Canadian privacy laws compliance should be studied and considered before any Canadian company considers cloud deployment of their IT infrastructure or processing of accounting and client related data in the cloud.  There are considerable risks inherent in the use of foreign, third party software and servers to process and store your client and financial information.

With respect to the privacy issues, it may be sufficient to make disclosure to your clients, explaining that their information is being stored outside Canada. However, all confidential client data must be protected at all times, through restricted user access, password protection and data encryption where applicable. As data is being processed it goes through three major steps: Transfer, Processing and Storage. All three stages have unique requirements but the overall protection mechanisms should stay linked and unbroken across the entire data flow.


During every outside transfer of personal information for the purpose of processing, data should be encrypted using the SSL (Secure Sockets Layer).

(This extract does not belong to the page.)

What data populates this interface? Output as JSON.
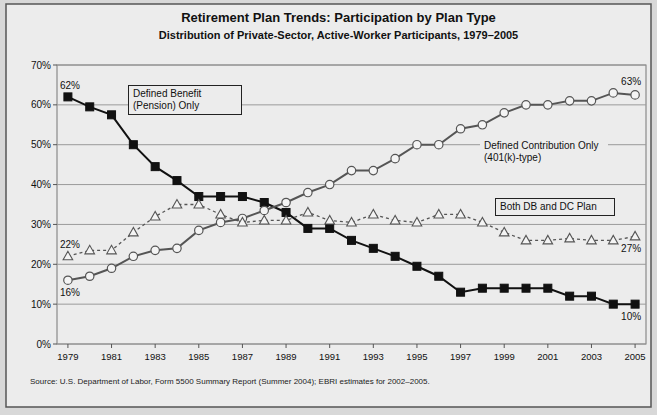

SSL is the standard security technology for establishing an encrypted link between two endpoints. This link ensures that all data passed between the endpoints remain private and integral. SSL is a well-known and widely used standard adopted by the banking industry, government websites, as well as the online retail industry.


The data processing solution should include an audit log allowing the entity to monitor and safeguard all records, and to be able detect and alert IT staff of any unauthorized access attempts and potential data breaches. Your company should have policies and processes in place to counteract such situations. At the same time the organization should make sure that adequate personal data handling training is provided to the staff with access to any donor private information.


All donor sensitive private information should be encrypted when stored electronically. Unfortunate cases of computer equipment theft may lead to massive data breaches when not properly protected.

It may come as a surprise to some but depending on the residence there are different privacy laws in Canada. For example, British Columbia and Nova Scotia have laws strictly regulating the export of personal information from Canada by public bodies.

Alberta has enacted legislation that makes it an offense for a public body or a service provider to disclose personal information in response to an order that does not have jurisdiction in Alberta. Similarly in British Columbia and Nova Scotia, Privacy Acts require that information under the custody and control of a public body be stored only in Canada and accessed only in Canada unless the individual has consented to its storage or disclosure outside of Canada or one of a number of narrow exceptions apply.

The public body and any of its service providers are under a legal obligation to report any foreign demands for disclosure. Violating any of these provisions is an offense. In Nova Scotia the head of the public body is obliged to report any such exceptions to the Minister of Justice after the year end in which these decisions are made.

In light of the issues of “data sovereignty”, the easiest way to avoid any issues is to use Canadian servers to host their information.  In that regard, IBM and Oracle currently offer servers based in Canada for cloud based information storage.  Microsoft is another provider, who addressed Canadian clients concerned about data sovereignty by deploying their cloud servers in Canadian datacenters. Microsoft’s Canadian cloud is currently in beta testing with select clients. Microsoft plans to launch their cloud from the Canadian cloud regions into general availability in Q2 2016.